El bullicio de la ciudad estaba muy cerca. Pero, al cerrarse la puerta del hospital, pareció enmudecer. Los murmullos severos de la sala de espera sala de desesperación, más bien emulaban un manantial de intranquilidad. El chirrido de la camilla, avanzando veloz por el pasillo, hizo que contuvieran la respiración todas las bocas al unísono; para no delatar su presencia, si es que la muerte paseara en ese instante entre los vivos.
El silencio de los hospitales es zumbido de incertidumbre. Un silencio pastoso que se queda pegado en el paladar y atraganta palabras en el corazón. Es un silencio que inclina al suelo las frentes, que suspira hacia dentro las emociones incontenibles.

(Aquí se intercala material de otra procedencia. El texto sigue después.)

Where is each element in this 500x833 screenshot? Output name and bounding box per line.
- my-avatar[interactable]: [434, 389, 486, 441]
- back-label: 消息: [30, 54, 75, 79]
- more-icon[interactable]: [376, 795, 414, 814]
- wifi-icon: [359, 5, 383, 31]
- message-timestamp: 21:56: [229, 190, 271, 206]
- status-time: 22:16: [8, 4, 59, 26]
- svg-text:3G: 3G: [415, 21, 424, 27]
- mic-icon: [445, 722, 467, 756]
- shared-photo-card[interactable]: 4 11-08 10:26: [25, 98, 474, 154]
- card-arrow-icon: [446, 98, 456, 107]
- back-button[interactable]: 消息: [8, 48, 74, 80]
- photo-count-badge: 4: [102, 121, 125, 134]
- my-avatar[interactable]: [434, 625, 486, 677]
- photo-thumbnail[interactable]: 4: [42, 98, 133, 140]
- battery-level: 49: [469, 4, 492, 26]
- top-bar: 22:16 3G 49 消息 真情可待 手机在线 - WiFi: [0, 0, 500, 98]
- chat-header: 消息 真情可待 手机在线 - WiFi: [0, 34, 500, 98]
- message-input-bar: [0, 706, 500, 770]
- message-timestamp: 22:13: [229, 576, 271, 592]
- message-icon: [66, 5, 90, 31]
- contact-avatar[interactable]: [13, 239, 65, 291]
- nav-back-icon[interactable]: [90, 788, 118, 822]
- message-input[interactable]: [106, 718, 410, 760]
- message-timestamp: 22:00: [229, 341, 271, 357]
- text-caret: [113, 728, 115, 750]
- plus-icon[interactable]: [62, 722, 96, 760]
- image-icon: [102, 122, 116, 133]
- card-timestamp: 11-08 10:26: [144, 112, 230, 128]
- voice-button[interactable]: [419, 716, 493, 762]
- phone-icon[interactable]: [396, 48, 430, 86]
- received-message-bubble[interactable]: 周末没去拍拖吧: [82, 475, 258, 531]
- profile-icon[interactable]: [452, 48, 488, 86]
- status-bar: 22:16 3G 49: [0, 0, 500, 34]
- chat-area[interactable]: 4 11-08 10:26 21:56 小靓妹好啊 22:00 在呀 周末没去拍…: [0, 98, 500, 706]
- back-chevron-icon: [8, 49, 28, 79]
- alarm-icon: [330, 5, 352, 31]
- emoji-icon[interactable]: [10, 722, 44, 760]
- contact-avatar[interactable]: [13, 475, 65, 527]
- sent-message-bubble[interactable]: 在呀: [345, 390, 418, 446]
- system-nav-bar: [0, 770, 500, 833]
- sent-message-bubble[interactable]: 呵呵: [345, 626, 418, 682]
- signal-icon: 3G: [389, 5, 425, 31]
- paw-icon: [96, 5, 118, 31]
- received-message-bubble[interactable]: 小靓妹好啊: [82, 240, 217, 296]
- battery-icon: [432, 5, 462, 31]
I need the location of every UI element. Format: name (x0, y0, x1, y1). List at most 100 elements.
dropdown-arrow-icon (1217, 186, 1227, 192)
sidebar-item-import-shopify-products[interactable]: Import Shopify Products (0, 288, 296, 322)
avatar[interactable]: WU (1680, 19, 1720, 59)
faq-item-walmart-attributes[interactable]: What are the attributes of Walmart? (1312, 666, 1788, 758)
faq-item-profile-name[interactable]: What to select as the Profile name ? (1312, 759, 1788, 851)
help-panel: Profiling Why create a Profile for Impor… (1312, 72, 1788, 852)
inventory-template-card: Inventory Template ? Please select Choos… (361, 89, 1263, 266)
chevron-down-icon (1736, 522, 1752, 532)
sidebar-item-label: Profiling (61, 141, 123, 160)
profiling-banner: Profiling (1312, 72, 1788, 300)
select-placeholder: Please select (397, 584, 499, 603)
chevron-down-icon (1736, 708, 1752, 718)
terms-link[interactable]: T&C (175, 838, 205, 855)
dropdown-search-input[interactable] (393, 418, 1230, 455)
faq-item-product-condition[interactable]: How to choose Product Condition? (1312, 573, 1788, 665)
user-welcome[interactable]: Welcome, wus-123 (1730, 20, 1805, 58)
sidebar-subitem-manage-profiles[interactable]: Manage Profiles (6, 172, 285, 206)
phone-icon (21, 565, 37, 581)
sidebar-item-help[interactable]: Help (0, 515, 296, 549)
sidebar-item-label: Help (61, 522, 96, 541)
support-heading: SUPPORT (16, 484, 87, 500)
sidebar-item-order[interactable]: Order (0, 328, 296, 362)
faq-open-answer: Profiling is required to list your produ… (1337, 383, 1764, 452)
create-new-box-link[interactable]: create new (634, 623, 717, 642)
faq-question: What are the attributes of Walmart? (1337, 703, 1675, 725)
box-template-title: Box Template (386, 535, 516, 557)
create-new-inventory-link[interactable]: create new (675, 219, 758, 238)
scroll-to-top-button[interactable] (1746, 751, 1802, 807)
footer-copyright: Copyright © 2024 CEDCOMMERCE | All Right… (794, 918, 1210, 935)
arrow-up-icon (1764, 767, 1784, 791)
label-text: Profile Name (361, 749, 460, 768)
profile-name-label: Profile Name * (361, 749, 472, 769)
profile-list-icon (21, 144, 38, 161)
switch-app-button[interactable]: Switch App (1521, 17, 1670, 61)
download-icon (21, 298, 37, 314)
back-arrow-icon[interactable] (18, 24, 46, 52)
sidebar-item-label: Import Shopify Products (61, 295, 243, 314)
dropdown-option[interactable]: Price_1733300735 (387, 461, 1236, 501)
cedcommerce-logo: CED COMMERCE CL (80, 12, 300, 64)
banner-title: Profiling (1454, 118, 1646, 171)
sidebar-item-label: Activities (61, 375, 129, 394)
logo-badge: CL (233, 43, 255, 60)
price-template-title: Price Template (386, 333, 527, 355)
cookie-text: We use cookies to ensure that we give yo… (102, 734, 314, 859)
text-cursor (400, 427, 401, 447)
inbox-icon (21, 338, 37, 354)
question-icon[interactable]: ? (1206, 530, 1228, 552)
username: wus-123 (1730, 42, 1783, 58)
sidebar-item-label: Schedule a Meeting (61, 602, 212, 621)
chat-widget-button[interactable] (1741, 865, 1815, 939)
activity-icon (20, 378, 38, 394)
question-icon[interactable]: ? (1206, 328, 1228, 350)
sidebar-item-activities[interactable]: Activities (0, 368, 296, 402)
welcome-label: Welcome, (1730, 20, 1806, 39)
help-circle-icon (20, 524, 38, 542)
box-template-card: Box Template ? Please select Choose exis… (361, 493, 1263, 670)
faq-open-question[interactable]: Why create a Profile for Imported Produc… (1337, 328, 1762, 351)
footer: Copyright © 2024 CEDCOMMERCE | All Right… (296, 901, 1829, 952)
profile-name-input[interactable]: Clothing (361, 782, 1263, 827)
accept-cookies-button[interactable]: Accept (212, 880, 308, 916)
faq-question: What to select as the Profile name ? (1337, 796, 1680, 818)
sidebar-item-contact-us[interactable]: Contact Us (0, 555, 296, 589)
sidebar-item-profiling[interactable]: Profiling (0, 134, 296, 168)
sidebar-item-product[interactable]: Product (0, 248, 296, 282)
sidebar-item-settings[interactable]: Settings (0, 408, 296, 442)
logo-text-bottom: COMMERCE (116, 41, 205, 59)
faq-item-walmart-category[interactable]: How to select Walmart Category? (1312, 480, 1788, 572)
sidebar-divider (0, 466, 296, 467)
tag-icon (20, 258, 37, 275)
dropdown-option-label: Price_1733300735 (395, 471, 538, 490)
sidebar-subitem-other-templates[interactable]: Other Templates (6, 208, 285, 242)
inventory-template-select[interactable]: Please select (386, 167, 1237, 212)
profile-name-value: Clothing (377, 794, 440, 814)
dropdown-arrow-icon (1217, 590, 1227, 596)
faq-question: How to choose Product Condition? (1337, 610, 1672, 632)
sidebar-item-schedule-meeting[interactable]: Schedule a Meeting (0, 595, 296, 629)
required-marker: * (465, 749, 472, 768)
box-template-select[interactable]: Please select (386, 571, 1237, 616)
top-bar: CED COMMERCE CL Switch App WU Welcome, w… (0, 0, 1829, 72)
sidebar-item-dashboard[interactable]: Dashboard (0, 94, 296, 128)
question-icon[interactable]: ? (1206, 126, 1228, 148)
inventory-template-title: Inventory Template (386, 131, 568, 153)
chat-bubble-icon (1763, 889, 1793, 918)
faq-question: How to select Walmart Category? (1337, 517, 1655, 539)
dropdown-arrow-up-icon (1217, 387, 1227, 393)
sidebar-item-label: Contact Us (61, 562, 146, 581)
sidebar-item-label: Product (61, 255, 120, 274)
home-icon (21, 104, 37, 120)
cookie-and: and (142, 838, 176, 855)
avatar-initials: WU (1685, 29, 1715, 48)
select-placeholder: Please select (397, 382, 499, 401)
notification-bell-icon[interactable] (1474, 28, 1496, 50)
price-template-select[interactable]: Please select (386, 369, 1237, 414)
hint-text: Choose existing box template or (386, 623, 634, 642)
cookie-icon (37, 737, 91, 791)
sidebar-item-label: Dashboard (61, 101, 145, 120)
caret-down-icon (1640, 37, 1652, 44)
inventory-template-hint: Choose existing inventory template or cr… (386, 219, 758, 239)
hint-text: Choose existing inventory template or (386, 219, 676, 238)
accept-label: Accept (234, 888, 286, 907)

Pero no es el silencio, ni el color de la sangre, ni la palidez de los rostros. Ni el verde de los uniformes que miran el panorama con el desdén de quien convive todos los días con la tragedia. Son los ojos lo que me conmueve, lo que me aniquila el poco valor que me queda. Hay ojos perdidos en las paredes, ojos inexpresivos, acuosos, indiferentes. Pasean por la estancia los ojos a pares, sin mirarse a la cara, como temiendo afrontar a una verdad desconocida.
Sólo el lenguaje estridente de las ambulancias pudo ahuyentar el sopor del silencio y la espera, con mi hombro apoyado en la reciente amistad de una columna. En el umbral de la consulta, las ojeras embatadas de una chica joven me dieron la bienvenida mirando, concienzudas, los papelitos de colores desplegados sobre la mesa. No recuerdo si me llamó por mi nombre.
—Todas las analíticas han salido normales. No debe preocuparse, tranquilo. Anímese, hombre, que no es nada.
El frío de la madrugada me sorprendió con el corazón minúsculamente ingrávido, como flotando por dentro de la camisa. Anestesiado con esa especie de corcho que produce el alivio que sucede al miedo. Deseaba que, al menos, el ruido que me dejé al entrar me estuviera esperando en la puerta, pero la noche no pronunció más palabra que el goteo inconstante de mis pasos.
Volví desvariando todavía inquieto, el regreso duró lo justo, en asuntos en los que ahora aún pienso. En lo efímero que resulta el tránsito por el mundo, en las frágiles criaturas en que nos transforma el miedo, en el poder curativo que tiene una palabra amable o un gesto de aliento.
En que un hospital es un sitio inhóspito, en que a menudo la vida es ingrata. Y en que lo que hoy creemos que lo es todo, tal vez mañana sepamos por boca de un niño que, al final, no era nada.